Israel’s decision to censor news stories related to Soviet aliyah has angered journalists and put government officials on the defensive.

A flood of questions was raised after an Israel Defense Force spokesman announced Friday that stories filed by local and foreign news organizations about Jewish immigration from the Soviet Union would have to be submitted to the military censor before publication.

Reporters are demanding to know why censorship is being imposed now, after weeks of free reporting of the subject.

Charges have been leveled and flashed around the world that Israel is trying to cover up the settlement of Soviet Jews in the West Bank and Gaza Strip.

Government officials insist the censorship is a security measure to protect the immigrants. They cite the Arab campaign to disrupt the movement and recent threats by the Palestine Liberation Organization.

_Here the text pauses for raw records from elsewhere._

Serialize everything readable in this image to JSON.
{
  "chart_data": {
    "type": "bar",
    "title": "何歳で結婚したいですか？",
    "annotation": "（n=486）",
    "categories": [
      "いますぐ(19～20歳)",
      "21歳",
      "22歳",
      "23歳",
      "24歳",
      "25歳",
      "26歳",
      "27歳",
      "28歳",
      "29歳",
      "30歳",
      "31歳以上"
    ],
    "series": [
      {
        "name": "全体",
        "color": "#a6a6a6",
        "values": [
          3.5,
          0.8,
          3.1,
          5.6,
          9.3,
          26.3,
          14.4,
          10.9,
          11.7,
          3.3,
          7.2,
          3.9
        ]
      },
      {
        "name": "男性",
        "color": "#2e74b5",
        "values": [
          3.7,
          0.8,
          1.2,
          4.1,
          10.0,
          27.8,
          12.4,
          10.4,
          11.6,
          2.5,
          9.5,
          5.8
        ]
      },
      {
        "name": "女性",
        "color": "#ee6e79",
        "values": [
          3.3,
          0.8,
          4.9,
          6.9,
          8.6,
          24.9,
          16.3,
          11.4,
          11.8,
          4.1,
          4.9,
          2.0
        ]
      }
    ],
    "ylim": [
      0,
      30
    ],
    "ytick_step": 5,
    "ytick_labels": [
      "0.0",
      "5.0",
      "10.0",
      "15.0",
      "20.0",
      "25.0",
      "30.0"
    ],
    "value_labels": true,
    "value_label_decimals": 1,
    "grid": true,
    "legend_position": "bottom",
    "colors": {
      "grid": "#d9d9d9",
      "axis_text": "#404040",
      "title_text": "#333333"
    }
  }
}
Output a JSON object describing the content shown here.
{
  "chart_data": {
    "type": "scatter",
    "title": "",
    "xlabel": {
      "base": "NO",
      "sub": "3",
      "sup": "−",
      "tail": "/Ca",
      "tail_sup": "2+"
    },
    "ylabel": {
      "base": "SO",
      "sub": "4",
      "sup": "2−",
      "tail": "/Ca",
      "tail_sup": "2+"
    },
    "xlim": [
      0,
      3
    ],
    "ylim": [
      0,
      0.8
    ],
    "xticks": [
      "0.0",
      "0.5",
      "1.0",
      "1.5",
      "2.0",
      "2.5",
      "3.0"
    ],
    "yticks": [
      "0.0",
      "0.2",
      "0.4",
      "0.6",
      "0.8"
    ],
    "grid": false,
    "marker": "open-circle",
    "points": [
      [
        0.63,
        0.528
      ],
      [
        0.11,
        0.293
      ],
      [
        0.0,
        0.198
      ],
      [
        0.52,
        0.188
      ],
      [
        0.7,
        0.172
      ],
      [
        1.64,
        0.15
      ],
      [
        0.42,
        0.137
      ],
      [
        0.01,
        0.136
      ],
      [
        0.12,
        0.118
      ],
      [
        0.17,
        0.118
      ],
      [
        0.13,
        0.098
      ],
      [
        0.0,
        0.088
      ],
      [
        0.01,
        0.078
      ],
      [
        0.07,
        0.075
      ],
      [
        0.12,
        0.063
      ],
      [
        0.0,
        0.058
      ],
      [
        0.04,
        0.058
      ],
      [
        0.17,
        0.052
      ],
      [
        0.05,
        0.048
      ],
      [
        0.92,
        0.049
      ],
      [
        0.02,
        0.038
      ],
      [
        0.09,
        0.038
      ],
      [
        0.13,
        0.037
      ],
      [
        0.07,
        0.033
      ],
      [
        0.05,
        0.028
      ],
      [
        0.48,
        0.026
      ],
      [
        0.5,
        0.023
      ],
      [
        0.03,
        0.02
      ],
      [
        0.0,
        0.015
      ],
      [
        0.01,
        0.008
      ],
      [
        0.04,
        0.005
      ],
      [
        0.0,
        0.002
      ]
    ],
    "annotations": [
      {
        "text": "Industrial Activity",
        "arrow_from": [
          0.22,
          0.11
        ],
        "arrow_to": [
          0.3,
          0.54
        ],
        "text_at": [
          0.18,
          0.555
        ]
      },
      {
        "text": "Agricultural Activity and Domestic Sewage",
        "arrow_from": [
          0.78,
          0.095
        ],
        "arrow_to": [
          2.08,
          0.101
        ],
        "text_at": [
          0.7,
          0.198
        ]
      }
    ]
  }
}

Yossi Olmert, director of the Government Press Office, and Prime Minister Yitzhak Shamir’s media spokesman, Avi Pazner, stressed over the weekend that the censorship applies only to the number of immigrants and the routes they are traveling to Israel.

LEAK ON ETHIOPIAN AIRLIFTS CITED

On the other hand, the news media are free to print or broadcast stories about the reception the newcomers are getting when they arrive and how they are adjusting to life in Israel, the officials said.

Olmert explained Sunday to the Jewish Telegraphic Agency that the decision to impose secrecy on the routes and on numbers of immigrants was based on an ordinance dating back to Aug. 8, 1968. It permits the censorship of information on aliyah from certain sensitive areas, such as Iran and Syria.

“This was the case when the Ethiopians came on Operation Moses,” Olmert said, adding, “We all remember how that information was released to the press prematurely and untimely.”

Operation Moses is the name given to a series of clandestine airlifts in 1984 and 1985 that brought Ethiopian Jews to Israel by way of Sudan. The Sudanese government, which had cast a blind eye on the operation, forced its closure after the story was leaked to the news media.

Olmert said Jews still face difficulties trying to leave the Soviet Union. As a result of Arab threats against aliyah, it was decided to “lower the profile” by limiting discussion “of some aspects of the immigration problem,” he said.

But Yossi Sarid, chairman of the Knesset Foreign Affairs and Defense Committee’s subcommittee on censorship, believes the new regulation will do more harm than good.

It could be construed by those critical of Israel as a move to cover up what Israel wants to hide, such large-scale settlement of newcomers in the administered territories, said Sarid.